Beberapa peperangan penting yang terjadi pada masa
Rasulullah seperti perang Badar, Uhud, Khandaq, dan Khaibar adalah bukti bahwa
perang merupakan keniscayaan yang harus dihadapi muslimin, karena pilihan untuk
perdamaian tidak mungkin lagi tercapai. Disamping itu, para pejuang Islam
selalu berperang demi menegakkan keadilan dan melaksanakan perintah Allah,
bukan untuk memuaskan nafsu ataupun demi untuk mendapatkan harta kekayaan
ataupun budak.
Sudah menjadi watak
atau bahkan fitrah dari setiap manusia untuk mencita-citakan sebuah kehidupan
yang aman, tentram, harmoni, dan damai. Rasa damai dan aman merupakan hal yang
esensial dalam kehidupan manusia. Dengan kedamaian, diharapkan akan tercipta
dinamika yang sehat, harmonis dan humanis dalam setiap interaksi antar sesama,
tanpa ada rasa takut dan tekanan-tekanan dari pihak lain. [ Eka
Hendry Ar., Sosiologi Konflik: Telaah Teoritis Seputar Konflik dan
Perdamaian, h. 151]
Lebih lanjut,
Wahiduddin Khan menyatakan bahwa perdamaian selalu menjadi kebutuhan dasar bagi
setiap manusia yang apabila perdamaian itu terwujud maka ia hidup dan apabila
perdamaian itu absen maka ia mati. [ Maulana Wahiduddin Khan, The
Ideology of Peace, h. 12]
Oleh karena itu, kedamaian merupakan hak
mutlak setiap individu sesuai dengan entitasnya sebagai makhluk yang mengemban
tugas sebagai pembawa amanah Tuhan (khalifah fi al-ardl) untuk
memakmurkan dunia ini.
Banyak kalangan
memahami perdamaian sebagai keadaan tanpa perang, kekerasan atau konflik.
Pemahaman seperti ini merupakan contoh dari definisi perdamaian negatif.
Menurut Johan Galtung, perdamaian negatif (negative peace)
didefinisikan sebagai situasi absennya berbagai bentuk kekerasan lainnya.

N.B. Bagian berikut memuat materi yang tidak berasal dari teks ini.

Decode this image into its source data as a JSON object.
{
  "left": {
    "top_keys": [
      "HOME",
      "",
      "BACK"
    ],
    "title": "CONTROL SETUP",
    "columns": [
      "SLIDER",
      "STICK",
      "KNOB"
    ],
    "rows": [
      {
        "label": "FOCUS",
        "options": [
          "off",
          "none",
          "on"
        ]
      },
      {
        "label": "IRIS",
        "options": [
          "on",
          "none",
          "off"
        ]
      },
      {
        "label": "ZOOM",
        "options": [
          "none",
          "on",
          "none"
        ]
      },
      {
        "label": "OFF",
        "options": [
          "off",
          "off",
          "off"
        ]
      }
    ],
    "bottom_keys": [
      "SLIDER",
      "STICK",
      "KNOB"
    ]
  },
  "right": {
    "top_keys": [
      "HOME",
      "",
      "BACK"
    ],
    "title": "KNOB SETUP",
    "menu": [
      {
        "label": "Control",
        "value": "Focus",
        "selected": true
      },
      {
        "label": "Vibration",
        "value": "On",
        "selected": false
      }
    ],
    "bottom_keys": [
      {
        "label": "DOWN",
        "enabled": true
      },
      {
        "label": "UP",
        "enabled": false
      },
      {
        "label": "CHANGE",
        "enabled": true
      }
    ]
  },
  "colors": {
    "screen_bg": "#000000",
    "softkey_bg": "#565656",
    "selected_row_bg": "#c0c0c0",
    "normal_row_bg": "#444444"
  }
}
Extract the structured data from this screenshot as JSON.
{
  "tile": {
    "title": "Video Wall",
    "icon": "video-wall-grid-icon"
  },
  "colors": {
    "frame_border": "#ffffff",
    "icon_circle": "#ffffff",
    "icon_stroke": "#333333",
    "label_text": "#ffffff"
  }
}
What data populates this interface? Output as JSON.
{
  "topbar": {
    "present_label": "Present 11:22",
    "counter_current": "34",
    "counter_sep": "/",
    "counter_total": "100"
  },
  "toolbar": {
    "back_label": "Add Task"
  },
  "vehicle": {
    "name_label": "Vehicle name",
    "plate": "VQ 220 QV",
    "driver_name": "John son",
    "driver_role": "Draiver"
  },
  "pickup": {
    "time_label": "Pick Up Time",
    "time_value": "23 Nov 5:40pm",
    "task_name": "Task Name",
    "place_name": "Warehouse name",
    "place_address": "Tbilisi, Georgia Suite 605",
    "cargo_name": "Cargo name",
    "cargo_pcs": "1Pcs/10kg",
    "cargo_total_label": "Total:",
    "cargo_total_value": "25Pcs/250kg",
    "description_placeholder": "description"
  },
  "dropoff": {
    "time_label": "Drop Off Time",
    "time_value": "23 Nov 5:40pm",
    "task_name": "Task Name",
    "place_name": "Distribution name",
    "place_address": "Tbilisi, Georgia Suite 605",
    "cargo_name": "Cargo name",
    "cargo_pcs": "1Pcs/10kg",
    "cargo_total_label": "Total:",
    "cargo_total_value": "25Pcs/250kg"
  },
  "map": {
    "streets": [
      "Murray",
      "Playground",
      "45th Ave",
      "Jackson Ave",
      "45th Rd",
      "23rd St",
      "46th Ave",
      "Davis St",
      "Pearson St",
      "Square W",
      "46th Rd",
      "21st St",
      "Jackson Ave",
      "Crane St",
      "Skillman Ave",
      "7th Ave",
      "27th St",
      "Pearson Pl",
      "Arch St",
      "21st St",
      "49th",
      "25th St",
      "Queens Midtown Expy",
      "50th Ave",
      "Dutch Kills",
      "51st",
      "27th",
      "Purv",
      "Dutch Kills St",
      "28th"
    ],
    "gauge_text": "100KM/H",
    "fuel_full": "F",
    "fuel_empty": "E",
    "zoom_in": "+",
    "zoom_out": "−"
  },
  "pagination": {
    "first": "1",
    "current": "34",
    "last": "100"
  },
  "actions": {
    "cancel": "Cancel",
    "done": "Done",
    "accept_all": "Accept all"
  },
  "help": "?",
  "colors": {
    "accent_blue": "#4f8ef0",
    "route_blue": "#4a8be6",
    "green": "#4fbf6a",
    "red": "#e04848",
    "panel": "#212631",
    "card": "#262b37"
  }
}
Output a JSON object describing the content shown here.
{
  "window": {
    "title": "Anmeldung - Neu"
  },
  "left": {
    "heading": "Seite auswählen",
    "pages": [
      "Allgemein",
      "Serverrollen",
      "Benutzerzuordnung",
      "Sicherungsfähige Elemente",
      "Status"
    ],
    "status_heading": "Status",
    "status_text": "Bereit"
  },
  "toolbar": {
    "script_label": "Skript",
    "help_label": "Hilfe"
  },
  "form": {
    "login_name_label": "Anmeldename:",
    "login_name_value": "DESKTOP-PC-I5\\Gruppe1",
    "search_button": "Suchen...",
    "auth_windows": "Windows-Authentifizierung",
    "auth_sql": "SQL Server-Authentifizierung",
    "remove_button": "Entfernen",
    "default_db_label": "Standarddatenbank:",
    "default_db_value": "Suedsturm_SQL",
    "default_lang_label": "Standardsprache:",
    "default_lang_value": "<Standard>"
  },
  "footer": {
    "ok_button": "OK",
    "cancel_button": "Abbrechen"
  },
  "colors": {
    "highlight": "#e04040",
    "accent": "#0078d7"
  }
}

Definisi ini memang sederhana dan mudah difahami, namun melihat realitas yang
ada, banyak masyarakat tetap mengalami penderitaan akibat kekerasan yang tidak
nampak dan ketidakadilan. [ Johan Galtung, C.A.J. Coady, Morality
and Political Violence, New York: Cambridge University Press, 2008, h. 25]
Melihat kenyataan
ini, maka terjadilah perluasan definisi perdamaian dan munculah definisi
perdamaian positif (positive peace). Definisi perdamaian positif
adalah absennya kekerasan struktural atau terciptanya keadilan sosial serta
terbentuknya suasana yang harmoni. [ Johan
Galtung, Globalizing God: Religion, Spirituality, and Peace, h. 16 ]
Hal itu senada dengan
adagium dari Robert B. Baowollo, “si vis pacem, para humaniorem solitudinem
(jika engkau menghendaki perdamaian, siapkanlah suasana damai sejati
dengan cara-cara yang lebih manusiawi)”. [ Majalah
IDEA, edisi 30, Maret 2011, h. 29 ]
Berdasarkan konsep
ini, usaha untuk mewujudkan perdamaian tidak hanya untuk mengurangi tindak
kekerasan saja, akan tetapi juga adanya ikhtiar untuk mewujudkan rasa tentram,
harmoni, dan damai dalam realita kehidupan sosial.
Di samping dari
dorongan intrinsik dalam diri manusia, nilai-nilai perdamaian juga dapat
ditemukan dan diinspirasi dalam pandangan-pandangan keagamaan dan kebijaksanaan
masyarakat (local wisdom). Islam, misalnya, adalah agama perdamaian.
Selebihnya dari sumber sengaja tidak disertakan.